16 Ekim Dünya Gıda Günü ve gıda konularıyla ilgili ortak açıklama yapan Muş Ziraat odası Başkanı Hakim Yıldırım, dünyada 1 milyar aç insan olduğunu hatırlatarak, kalıcı çözümün yardımlarda ve hibelerde olmadığının altı çizildi. Gıdanın insan hayatı için vazgeçilmez bir ihtiyaç ve insanlık hakkı olmasına rağmen, serbest piyasa koşullarında ticarete konu olan bir meta haline geldiğini vurgulayan Yıldırım, “Tarım politikalarının temel hedefi ülke nüfusunu nitelik ve nicelik olarak besleyebilecek bir tarımsal üretim düzeyinin sağlanması olmalıdır. Bu hedef üretim artışının nüfus artış hızına eşit ya da ondan daha yüksek olmasıyla sağlanabilir” dedi.

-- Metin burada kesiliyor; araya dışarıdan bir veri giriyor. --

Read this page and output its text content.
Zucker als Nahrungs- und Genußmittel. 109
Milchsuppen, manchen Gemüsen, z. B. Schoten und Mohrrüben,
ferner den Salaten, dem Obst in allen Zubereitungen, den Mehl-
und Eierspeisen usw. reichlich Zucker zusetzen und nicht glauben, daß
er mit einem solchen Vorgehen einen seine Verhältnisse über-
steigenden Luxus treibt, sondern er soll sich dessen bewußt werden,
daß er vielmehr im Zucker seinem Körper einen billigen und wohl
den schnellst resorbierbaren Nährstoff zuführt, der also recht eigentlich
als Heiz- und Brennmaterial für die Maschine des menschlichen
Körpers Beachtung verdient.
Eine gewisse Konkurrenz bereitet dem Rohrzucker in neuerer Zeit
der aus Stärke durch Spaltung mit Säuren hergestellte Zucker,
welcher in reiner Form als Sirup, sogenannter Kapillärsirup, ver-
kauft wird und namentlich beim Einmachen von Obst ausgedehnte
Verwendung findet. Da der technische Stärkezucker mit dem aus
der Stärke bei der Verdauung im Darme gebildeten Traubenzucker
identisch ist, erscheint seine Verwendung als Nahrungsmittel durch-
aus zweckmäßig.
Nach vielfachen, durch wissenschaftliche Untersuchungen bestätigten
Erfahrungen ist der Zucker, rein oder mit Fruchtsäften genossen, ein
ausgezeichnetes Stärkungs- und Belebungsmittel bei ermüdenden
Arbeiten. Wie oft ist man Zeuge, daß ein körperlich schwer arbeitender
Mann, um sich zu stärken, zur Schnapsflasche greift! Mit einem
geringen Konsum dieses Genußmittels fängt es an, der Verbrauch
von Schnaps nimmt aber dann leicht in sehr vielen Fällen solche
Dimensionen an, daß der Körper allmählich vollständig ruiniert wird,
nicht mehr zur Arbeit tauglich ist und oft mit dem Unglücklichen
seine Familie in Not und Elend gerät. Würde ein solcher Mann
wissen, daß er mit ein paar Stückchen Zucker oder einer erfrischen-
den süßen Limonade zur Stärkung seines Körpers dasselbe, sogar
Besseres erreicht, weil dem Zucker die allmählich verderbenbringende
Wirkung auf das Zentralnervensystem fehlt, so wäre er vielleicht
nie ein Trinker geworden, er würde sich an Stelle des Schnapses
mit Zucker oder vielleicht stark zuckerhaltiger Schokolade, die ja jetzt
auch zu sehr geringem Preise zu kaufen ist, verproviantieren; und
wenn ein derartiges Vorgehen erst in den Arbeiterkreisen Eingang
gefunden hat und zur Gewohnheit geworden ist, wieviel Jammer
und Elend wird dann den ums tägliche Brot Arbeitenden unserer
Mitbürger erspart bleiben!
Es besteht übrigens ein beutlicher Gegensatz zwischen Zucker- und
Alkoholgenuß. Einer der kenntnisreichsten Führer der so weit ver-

Yıldırım açıklamasına şöyle devam etti: “Şimdi hepimize düşen görev, gelecek nesiller için gıda kaynaklarının güvence altına alınması hususunda sorumluluklarımızın gereklerinin yerine getirilmesidir. Ekosistem değerlendirmelerine göre, bu yüzyılda iklim değişikliğinin biyolojik çeşitlilik kaybına uğrayacağını ve önemli miktarda hayvan neslinin de tükenme tehlikesiyle karşı karşıya kalacağı nedeniyle sürdürülebilir üretim sistemlerinin ivedilikle kurulması ile izleme, risk değerlendirme ve etkili önlem alma gayretleri yoğunlaştırılmalıdır.”

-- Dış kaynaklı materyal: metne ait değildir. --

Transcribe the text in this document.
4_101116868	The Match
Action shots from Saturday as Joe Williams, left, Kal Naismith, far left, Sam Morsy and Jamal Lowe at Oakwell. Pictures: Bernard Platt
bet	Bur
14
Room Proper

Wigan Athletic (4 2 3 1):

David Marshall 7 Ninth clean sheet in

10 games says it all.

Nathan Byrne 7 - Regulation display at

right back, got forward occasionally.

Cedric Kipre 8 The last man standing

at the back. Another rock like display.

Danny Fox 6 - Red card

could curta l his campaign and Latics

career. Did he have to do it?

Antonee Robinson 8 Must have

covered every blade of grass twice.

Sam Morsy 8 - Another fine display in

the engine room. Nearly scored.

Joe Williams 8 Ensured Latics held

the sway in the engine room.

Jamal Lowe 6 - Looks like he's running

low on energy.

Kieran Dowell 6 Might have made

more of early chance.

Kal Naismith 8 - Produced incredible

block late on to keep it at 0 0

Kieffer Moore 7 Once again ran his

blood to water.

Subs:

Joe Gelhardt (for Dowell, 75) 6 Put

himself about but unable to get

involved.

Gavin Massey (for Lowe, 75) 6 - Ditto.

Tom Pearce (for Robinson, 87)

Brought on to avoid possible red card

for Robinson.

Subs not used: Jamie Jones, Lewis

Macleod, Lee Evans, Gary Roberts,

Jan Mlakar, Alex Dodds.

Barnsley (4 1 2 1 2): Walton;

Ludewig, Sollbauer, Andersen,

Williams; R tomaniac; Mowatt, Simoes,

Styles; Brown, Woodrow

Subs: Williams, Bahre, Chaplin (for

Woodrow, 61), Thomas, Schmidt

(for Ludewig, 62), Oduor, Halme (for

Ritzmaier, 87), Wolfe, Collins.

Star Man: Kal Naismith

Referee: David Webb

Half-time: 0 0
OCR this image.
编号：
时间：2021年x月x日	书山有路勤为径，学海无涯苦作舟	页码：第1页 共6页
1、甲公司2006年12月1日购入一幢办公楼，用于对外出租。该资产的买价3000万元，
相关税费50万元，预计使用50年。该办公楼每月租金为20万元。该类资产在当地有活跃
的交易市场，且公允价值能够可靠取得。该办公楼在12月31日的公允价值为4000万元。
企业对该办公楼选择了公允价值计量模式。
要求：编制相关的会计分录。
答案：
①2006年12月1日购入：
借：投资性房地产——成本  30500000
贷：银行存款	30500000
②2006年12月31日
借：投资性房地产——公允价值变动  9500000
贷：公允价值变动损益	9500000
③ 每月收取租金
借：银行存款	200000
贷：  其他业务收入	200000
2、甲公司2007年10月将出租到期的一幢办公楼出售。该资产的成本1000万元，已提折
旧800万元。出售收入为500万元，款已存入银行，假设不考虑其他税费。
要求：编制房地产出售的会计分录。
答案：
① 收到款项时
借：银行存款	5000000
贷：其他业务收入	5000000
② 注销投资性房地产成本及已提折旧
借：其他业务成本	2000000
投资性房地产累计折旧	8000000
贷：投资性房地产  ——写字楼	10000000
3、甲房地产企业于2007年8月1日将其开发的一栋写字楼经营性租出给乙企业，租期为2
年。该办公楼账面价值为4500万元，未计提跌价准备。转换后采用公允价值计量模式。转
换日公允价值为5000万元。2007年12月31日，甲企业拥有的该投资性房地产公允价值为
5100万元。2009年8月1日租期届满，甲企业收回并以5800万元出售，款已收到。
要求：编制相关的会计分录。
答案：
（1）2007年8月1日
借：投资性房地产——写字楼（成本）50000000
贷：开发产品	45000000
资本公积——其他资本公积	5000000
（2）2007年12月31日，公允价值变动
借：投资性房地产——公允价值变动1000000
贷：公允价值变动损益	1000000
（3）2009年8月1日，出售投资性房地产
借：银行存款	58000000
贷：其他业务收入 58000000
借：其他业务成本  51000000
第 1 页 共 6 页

“DAHA KALİTELİ ÜRETİM, DAHA FAZLA KAZANÇ”
Hububatta 2011/2012 üretim sezonu için ekim dönemi devam ederken, Muş Ziraat Odası Başkanı Hakim Yıldırım, yeni sezonda hedeflerini “kalite” olarak belirlediklerini bildirdi. Bayraktar, “Şehrimiz tarımsal gelirine katkısı en yüksek ürün grubu olan hububatta yeni sezon için hedefimiz ve sloganımız şu: Daha kaliteli üretim, daha fazla kazanç” dedi.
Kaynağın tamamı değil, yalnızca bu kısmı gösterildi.